Seminer: “The Self-Conscious Consumer: Understanding and Mitigating Consumer Embarrassment,” Nilüfer Aydınoğlu (Koç Üniversitesi), Ümit Berkman Seminer Salonu (MA-330), 13:40 1 Mart (EN)

Date: 1 March 2019, Friday
Time: 13:40-14:40
Place: Faculty of Business Administration, Ümit Berkman Seminar Room (MA-330)

“The Self-Conscious Consumer: Understanding and Mitigating Consumer Embarrassment”
by Nilüfer Aydınoğlu, Koç University

Abstract:
Embarrassment is a pervasive emotion with much impact on everyday motivations and behavior, including consumption contexts. The purchase, consumption, and even disposal of certain ‘sensitive’ products (e.g., contraceptives, pornography, hemorrhoid cream, disease tests, etc.) often lead to feelings of consumer embarrassment with possible adverse consequences for the consumer landscape.
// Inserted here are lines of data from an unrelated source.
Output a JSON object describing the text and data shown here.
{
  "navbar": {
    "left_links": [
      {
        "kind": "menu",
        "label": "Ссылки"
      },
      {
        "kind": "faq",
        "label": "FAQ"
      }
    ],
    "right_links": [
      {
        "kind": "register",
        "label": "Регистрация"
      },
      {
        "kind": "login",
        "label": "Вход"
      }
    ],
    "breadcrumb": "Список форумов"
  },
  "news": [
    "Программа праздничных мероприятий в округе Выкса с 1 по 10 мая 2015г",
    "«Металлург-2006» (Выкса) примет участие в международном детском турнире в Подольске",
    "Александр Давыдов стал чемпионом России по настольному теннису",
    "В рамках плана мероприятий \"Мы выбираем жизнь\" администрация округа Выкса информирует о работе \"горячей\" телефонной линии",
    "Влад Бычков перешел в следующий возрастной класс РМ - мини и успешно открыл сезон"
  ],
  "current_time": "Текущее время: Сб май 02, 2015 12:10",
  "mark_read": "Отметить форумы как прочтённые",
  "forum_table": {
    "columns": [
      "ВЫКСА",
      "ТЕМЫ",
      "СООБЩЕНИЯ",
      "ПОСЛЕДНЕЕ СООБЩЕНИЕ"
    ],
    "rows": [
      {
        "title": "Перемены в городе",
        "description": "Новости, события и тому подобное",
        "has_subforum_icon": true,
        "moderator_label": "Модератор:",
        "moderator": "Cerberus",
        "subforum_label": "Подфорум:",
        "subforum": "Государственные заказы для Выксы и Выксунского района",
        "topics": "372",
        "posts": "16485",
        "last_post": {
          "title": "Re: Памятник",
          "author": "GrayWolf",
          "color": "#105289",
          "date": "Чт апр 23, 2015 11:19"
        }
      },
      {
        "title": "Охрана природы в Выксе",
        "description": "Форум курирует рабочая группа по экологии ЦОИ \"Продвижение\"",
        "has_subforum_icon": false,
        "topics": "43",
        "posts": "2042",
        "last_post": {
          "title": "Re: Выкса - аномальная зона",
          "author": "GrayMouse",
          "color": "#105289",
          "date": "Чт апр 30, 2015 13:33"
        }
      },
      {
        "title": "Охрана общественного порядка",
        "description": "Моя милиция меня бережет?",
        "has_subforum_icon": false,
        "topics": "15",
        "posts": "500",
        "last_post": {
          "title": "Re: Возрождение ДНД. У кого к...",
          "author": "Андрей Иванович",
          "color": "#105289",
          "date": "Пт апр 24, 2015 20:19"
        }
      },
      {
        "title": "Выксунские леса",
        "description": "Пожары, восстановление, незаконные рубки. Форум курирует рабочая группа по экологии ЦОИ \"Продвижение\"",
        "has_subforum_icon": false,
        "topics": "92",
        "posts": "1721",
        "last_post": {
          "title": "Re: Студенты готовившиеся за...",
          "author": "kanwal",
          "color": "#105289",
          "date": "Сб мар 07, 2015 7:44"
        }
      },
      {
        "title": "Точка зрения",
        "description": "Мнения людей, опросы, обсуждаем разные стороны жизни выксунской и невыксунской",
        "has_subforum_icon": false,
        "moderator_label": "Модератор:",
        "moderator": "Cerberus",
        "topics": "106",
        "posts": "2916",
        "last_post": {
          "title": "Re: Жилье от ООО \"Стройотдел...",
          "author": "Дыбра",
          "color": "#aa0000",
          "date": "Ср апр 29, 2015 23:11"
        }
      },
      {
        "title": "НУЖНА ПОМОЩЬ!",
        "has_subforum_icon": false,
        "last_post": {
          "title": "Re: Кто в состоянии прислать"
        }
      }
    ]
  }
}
Marketers have attempted to offer personal and/or undisclosed modes of purchase to help mitigate the negative effects of consumer embarrassment such as online purchasing or self-checkout systems. Such marketing practices reflect an understanding of embarrassment as a ‘public’ emotion, and do not fully mitigate embarrassment. We build on recent research in acknowledging the private aspects of consumer embarrassment as well, and examine how its adverse consequences for consumer well-being can be mitigated.
We adopt the view of embarrassment as a self-conscious emotion which is characterized by: i) awareness of the emotional state, ii) deliberation and cognitive elaboration; and iii) self-reflection. Accordingly, we propose and demonstrate through multiple experiments that cognitive load (i.e., reduced deliberation) dampens embarrassment. We also show process evidence for the effect of deliberation on embarrassment and behavioral responses through self-appraisal. In doing so, we offer a fuller model for consumer embarrassment that considers the nature of the consumption context with a focus on deliberation and appraisal. As such, we are able to provide important theoretical contributions to the conceptualization of embarrassment in consumer psychology, as well as suggesting directly usable managerial insight toward mitigating the adverse.